Suppose $\Psi$ is a Dirac spinor, then let the transformation matrix $S$ be defined as usual: $\Psi'=S(\Lambda)\Psi$, where $\Lambda$ is the Lorentz transformation matrix.
Then the questions is: for two Lorentz transformations $\Lambda_1$ and $\Lambda_2$, do $S(\Lambda_1)$ and $S(\Lambda_2)$ obey $$S(\Lambda_1)S(\Lambda_2)=S(\Lambda_1\Lambda_2)$$ and $$S(\Lambda)S(\Lambda^{-1})=I~?$$
They form a complex projective representation in which
$$S(\Lambda_1)S(\Lambda_2)=c(\Lambda_1,\Lambda_2)S(\Lambda_1\Lambda_2)$$
where $c(\Lambda_1,\Lambda_2)$ is a number.

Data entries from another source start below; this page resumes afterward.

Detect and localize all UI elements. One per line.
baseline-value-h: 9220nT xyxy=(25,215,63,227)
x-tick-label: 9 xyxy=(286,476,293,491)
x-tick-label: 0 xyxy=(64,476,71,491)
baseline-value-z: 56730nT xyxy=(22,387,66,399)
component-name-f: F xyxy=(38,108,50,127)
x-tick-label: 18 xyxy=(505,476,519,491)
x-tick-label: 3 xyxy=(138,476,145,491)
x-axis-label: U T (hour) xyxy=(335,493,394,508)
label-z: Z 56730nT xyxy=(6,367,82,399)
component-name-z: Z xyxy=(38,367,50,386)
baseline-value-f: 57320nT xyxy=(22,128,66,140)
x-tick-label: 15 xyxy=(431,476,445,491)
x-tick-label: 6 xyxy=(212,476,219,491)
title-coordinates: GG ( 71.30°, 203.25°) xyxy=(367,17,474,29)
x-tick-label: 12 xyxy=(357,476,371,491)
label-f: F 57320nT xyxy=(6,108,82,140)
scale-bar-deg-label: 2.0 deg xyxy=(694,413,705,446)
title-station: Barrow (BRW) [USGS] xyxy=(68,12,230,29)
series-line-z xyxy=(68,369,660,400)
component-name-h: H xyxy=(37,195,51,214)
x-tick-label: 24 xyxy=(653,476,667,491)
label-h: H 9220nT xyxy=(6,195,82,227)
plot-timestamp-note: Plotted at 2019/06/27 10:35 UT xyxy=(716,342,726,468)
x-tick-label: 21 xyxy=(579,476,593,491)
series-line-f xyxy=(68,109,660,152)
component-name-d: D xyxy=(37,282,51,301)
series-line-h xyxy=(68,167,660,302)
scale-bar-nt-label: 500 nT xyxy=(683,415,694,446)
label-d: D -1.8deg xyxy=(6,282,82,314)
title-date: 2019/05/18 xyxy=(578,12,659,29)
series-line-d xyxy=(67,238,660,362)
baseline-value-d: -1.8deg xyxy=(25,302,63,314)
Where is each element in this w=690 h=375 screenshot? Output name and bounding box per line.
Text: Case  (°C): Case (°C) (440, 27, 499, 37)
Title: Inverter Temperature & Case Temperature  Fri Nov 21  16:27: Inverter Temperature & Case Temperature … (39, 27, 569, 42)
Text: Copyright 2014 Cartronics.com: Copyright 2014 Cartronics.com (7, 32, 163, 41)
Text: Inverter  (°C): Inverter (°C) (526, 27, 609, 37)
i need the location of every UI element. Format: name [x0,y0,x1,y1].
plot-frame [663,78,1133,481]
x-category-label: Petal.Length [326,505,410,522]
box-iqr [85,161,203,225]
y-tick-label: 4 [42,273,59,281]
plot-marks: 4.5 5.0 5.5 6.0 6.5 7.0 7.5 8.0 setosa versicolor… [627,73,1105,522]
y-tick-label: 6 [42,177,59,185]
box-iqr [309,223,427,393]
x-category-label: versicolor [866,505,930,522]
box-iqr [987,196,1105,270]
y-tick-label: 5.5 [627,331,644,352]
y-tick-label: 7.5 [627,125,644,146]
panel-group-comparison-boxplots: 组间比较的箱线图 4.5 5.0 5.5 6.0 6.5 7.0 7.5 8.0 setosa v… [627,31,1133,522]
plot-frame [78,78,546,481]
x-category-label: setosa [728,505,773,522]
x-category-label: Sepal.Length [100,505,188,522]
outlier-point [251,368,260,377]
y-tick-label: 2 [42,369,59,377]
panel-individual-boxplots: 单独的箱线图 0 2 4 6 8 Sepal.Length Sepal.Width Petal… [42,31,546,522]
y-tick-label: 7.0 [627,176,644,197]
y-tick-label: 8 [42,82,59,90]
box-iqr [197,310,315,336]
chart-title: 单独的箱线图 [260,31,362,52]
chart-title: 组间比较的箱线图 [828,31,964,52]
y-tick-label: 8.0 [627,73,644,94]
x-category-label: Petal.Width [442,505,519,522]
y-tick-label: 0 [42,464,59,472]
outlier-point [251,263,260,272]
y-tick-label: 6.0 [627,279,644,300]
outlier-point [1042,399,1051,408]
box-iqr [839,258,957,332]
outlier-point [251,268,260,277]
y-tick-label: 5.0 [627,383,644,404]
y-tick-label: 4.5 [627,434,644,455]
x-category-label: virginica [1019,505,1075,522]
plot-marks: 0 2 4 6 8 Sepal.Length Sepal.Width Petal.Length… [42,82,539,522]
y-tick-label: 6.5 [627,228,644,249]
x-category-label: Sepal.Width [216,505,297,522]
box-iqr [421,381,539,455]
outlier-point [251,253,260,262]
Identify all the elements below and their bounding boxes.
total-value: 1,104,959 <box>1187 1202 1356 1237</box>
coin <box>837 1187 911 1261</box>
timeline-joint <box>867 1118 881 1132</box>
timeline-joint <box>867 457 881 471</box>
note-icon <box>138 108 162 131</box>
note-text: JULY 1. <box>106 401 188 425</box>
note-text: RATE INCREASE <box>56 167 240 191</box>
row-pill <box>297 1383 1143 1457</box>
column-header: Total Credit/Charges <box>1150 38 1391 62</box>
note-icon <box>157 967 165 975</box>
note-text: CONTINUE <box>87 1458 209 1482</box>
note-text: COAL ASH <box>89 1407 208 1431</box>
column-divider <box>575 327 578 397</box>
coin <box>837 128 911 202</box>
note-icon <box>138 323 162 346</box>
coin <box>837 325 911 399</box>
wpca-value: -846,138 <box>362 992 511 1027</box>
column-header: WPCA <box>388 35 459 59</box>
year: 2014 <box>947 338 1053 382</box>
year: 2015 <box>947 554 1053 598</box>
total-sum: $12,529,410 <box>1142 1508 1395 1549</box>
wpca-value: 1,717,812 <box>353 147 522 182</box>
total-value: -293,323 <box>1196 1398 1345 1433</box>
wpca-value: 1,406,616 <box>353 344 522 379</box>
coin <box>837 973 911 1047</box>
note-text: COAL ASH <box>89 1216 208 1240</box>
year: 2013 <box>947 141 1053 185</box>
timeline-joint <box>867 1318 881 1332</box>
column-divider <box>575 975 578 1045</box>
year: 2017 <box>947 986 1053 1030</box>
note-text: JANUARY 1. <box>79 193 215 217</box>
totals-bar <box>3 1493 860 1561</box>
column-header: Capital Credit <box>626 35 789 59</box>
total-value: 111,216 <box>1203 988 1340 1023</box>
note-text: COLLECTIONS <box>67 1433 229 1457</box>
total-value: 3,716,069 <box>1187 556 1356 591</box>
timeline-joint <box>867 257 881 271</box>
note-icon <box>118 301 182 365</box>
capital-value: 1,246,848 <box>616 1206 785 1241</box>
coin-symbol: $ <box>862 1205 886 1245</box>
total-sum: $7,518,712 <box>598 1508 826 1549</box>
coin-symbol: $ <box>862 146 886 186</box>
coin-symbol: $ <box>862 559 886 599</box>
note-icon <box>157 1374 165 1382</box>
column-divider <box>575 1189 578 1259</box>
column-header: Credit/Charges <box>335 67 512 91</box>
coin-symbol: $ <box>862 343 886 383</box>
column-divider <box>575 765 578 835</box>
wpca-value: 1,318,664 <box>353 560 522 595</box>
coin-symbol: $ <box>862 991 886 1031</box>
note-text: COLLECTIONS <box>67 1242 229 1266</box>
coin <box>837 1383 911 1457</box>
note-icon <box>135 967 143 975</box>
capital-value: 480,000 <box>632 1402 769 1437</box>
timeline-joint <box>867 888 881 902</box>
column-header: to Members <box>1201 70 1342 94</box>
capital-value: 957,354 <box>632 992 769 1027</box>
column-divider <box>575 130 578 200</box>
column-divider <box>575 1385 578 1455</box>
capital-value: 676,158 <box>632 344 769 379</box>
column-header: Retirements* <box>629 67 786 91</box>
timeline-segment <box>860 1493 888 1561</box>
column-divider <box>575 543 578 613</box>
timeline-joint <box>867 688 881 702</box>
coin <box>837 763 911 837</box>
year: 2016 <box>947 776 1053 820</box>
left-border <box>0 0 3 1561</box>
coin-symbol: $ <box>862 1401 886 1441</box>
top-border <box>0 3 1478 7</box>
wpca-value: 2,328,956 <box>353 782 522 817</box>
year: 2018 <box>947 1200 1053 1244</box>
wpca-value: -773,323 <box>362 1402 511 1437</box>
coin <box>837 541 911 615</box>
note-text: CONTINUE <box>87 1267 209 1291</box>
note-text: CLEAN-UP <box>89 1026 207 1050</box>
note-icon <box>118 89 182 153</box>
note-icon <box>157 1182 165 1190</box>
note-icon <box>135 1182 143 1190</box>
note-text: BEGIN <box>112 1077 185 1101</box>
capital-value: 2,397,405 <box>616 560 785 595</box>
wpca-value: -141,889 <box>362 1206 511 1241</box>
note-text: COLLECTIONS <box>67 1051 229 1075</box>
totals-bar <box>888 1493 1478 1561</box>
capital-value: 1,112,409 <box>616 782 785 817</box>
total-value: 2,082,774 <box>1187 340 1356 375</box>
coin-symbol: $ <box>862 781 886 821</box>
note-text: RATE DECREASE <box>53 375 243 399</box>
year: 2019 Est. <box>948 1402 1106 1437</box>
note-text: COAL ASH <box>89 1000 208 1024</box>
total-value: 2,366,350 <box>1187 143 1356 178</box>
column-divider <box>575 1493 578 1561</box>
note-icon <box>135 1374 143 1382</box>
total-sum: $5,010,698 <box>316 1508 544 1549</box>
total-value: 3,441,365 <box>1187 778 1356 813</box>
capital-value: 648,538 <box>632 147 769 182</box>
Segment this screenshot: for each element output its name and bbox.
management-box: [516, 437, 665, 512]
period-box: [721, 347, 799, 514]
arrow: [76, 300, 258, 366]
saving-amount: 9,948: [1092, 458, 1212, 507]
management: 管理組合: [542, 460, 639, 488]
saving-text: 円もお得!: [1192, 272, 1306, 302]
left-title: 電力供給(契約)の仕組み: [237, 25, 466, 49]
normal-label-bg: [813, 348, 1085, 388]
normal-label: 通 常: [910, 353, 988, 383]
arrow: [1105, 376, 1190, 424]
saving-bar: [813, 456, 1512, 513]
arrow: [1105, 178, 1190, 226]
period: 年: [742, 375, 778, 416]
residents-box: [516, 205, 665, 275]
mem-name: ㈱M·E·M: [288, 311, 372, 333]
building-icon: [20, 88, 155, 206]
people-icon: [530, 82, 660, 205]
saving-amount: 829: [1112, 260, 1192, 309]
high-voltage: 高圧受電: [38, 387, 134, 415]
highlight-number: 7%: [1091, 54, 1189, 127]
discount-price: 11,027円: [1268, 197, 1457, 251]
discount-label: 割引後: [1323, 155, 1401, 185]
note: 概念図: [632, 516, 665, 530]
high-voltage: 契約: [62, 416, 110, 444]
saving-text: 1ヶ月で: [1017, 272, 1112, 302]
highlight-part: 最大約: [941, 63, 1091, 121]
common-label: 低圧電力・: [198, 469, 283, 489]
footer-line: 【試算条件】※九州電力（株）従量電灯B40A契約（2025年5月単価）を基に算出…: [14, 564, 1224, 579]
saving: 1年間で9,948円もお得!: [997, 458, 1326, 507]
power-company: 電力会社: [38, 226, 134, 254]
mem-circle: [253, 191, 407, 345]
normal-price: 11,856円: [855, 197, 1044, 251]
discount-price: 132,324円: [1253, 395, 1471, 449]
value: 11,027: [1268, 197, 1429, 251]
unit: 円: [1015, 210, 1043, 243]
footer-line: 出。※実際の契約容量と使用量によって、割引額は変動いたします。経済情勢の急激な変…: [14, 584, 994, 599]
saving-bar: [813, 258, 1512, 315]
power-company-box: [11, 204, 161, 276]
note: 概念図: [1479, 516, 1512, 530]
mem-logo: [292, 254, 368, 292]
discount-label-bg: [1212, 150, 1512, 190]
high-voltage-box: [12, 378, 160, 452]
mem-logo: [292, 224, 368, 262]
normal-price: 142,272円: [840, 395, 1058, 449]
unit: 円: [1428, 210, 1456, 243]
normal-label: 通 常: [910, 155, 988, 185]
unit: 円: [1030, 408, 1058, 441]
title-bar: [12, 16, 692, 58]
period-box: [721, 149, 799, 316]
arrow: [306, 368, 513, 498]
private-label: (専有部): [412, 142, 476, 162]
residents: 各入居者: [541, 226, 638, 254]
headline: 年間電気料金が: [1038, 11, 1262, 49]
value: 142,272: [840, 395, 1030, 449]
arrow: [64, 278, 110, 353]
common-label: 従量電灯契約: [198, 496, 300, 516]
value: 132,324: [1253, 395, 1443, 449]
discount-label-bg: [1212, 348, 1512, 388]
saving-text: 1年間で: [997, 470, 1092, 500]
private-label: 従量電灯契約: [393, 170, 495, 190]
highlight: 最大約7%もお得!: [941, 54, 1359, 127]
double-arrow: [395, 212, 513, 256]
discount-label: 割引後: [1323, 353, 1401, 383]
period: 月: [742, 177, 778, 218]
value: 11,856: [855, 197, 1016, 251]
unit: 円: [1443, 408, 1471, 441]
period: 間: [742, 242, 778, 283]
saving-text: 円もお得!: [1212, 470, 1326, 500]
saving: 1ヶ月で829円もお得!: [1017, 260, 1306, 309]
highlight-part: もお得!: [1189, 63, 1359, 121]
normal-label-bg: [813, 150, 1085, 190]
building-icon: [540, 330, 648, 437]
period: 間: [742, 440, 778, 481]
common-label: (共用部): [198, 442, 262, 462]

For an arbitrary group, the $c(\Lambda_1,\Lambda_2)$ for its complex projective representations will in general be complex numbers. But in the case of the Lorentz group, complex projective representations can always be chosen to have $c(\Lambda_1,\Lambda_2)=\pm 1$.
See the Wikipedia articles on Projective Hilbert space and Wigner’s Theorem to begin to understand why projective representations (and not just ordinary representations) are relevant in quantum mechanics.
In some cases the projective representations of a group are equivalent to the ordinary representations of its universal covering group. For more about this, see this question.
No. For example, if $Λ$ is a 180-degree spatial rotation, then $S(Λ)^2 = -I \ne I = S(Λ^2)$.